Abstract Background Frontotemporal lobar degeneration (FTLD) is associated with deficits to GABA and glutamatergic neurotransmitters, particularly in the frontal cortex. While targeting GABAergic systems has shown to restore frontotemporal deficits in FTLD, little is known whether pharmacological probes of glutamatergic functioning have similar effects in these circuits. Method Twenty participants with a FTLD‐associated syndrome (11 with PSP, 9 with bvFTD) and 20 healthy‐controls undertook two magnetoencephalography (MEG) sessions with a roving auditory oddball paradigm assessing frontotemporal change detection: (1) session on placebo and (2) after 10mg of oral memantine, which aims to blocks glutamatergic ecotoxicity.
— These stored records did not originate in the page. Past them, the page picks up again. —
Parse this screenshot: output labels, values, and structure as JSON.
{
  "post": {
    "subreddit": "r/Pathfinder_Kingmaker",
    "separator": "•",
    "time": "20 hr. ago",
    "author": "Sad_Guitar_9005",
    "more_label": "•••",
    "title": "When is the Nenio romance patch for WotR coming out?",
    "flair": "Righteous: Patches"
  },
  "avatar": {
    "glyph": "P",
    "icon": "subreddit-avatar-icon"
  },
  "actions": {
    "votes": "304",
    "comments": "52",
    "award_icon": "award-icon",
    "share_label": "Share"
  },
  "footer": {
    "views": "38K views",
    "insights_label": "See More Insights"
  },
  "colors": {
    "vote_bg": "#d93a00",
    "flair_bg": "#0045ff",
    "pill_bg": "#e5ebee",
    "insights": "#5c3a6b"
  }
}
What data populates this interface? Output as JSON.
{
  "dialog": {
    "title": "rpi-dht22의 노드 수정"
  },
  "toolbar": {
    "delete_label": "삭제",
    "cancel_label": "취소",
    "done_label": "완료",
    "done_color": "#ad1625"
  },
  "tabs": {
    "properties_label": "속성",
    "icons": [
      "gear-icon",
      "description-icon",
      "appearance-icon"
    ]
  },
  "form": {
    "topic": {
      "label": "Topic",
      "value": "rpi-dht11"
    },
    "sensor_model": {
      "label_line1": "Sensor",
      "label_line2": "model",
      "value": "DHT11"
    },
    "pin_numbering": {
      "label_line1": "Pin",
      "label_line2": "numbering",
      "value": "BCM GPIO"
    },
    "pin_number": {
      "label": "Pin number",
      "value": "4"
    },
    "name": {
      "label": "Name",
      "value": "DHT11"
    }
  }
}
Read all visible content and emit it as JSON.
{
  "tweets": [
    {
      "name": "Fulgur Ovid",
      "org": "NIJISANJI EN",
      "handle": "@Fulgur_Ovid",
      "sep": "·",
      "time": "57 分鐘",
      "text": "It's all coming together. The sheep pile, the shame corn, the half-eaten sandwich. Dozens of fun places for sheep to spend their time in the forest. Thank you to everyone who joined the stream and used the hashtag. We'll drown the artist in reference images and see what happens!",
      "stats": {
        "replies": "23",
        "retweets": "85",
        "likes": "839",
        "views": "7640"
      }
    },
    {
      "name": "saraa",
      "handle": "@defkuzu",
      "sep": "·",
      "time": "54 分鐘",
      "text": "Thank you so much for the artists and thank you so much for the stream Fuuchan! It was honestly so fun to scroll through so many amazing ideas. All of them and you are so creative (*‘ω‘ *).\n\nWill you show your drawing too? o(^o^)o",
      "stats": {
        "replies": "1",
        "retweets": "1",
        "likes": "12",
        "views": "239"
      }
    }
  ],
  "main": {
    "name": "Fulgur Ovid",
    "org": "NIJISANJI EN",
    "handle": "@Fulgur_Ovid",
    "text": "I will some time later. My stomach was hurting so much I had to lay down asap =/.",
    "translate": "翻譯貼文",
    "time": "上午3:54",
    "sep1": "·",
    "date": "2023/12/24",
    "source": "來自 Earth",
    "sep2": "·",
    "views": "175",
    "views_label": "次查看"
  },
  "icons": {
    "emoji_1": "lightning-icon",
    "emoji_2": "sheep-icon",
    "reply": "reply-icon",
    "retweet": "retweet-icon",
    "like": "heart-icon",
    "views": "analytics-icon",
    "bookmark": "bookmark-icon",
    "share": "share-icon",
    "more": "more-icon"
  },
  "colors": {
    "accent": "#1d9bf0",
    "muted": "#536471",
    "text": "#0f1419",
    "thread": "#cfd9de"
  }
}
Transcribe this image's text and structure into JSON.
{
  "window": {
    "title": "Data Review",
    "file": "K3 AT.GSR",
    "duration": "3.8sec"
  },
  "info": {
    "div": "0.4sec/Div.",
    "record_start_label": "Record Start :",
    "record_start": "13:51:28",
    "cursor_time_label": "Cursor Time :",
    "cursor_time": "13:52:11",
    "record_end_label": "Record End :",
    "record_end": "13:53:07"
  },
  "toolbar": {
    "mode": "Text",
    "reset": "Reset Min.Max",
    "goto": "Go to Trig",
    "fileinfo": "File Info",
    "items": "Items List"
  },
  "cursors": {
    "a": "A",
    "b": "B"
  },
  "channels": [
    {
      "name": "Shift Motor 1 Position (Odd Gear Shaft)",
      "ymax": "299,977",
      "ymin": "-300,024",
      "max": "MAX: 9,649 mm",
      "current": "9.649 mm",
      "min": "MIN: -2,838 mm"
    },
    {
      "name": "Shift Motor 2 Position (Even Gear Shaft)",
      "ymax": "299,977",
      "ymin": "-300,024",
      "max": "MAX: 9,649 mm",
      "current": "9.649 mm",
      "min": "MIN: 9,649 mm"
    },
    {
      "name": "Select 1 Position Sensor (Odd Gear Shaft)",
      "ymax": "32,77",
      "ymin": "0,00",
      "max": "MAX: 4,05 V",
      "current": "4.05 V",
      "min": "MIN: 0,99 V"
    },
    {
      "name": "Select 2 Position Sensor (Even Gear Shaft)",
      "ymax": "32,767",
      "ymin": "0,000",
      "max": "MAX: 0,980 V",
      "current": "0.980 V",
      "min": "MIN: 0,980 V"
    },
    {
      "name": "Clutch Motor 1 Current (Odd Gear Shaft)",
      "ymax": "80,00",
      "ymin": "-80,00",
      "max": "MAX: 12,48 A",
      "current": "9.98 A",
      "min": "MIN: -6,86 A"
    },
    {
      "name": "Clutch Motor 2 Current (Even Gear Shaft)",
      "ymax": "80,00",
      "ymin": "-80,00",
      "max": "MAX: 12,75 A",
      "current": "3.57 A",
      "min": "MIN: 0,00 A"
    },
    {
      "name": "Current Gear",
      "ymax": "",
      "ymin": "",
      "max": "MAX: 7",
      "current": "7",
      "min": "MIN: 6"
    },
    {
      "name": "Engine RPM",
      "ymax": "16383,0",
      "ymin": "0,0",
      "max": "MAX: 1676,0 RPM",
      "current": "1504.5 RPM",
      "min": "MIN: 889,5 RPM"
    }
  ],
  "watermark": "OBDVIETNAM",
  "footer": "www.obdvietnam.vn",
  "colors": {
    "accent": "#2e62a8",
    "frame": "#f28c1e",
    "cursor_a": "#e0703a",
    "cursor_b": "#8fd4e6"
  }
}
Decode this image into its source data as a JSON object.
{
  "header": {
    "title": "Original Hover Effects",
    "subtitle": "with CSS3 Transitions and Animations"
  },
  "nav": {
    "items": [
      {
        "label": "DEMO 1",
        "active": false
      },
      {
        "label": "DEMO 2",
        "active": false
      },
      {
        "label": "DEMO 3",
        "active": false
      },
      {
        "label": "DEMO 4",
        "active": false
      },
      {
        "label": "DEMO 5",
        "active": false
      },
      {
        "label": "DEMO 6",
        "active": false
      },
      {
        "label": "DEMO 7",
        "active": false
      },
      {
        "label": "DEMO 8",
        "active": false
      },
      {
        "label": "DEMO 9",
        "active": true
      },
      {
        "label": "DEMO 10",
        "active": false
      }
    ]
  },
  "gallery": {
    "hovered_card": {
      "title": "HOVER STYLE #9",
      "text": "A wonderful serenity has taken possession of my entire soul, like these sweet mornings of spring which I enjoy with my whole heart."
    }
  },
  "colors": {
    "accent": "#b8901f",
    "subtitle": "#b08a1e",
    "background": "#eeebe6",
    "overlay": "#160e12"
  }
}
The mean amplitude of MEG “mismatch negativity” responses (MMN; standard‐deviants, 125‐175ms) was calculated across gradiometer sensors and for bilateral frontotemporal sources. Glutamate and GABA levels were measured using 7T proton magnetic resonance spectroscopy of the right inferior frontal gyrus (IFG). Frequentist and Bayesian ANOVAs assessed the differential mean MMN responses between controls and patients across placebo and drug conditions. Evoked difference waveforms (standard‐deviants) across the peristimulus time‐window were analysed using random field theory (RFT) (crit p =0.05, FWER) for the interaction effects of interest (i.e. drug session x group and drug x MRS levels). Result Patients and controls did not demonstrate differential mean MMN amplitudes on placebo at the average‐sensor ( p =0.95) or source‐level ( p &gt;0.27) (BF 10 =0.3‐0.5). Across sensors, only controls exhibited a differential drug‐dependent MMN, reflected by a steeper rebound of difference waveforms between 206‐288ms on memantine (Fig 1A; p FWER =0.026, cluster‐level). However, no interaction was found for mean MMNs ( p &gt;0.053). Notably, RFT (Fig 1B) and linear mixed models (Fig 1C) identified that greater GABA levels in patients are significantly associated with stronger MMN responses in right‐hemisphere areas under memantine. Glutamate levels did not moderate the mean MMN response to memantine ( p &gt;0.065). Conclusion Overall, we show that targeting glutamatergic systems may not lead to a restoration of frontotemporal physiology across patients. However, the effects of memantine are conditional on patient's baseline GABA, suggesting a critical balance between glutamatergic and GABA physiology that may underlie the large‐scale neural deficits in FTLD.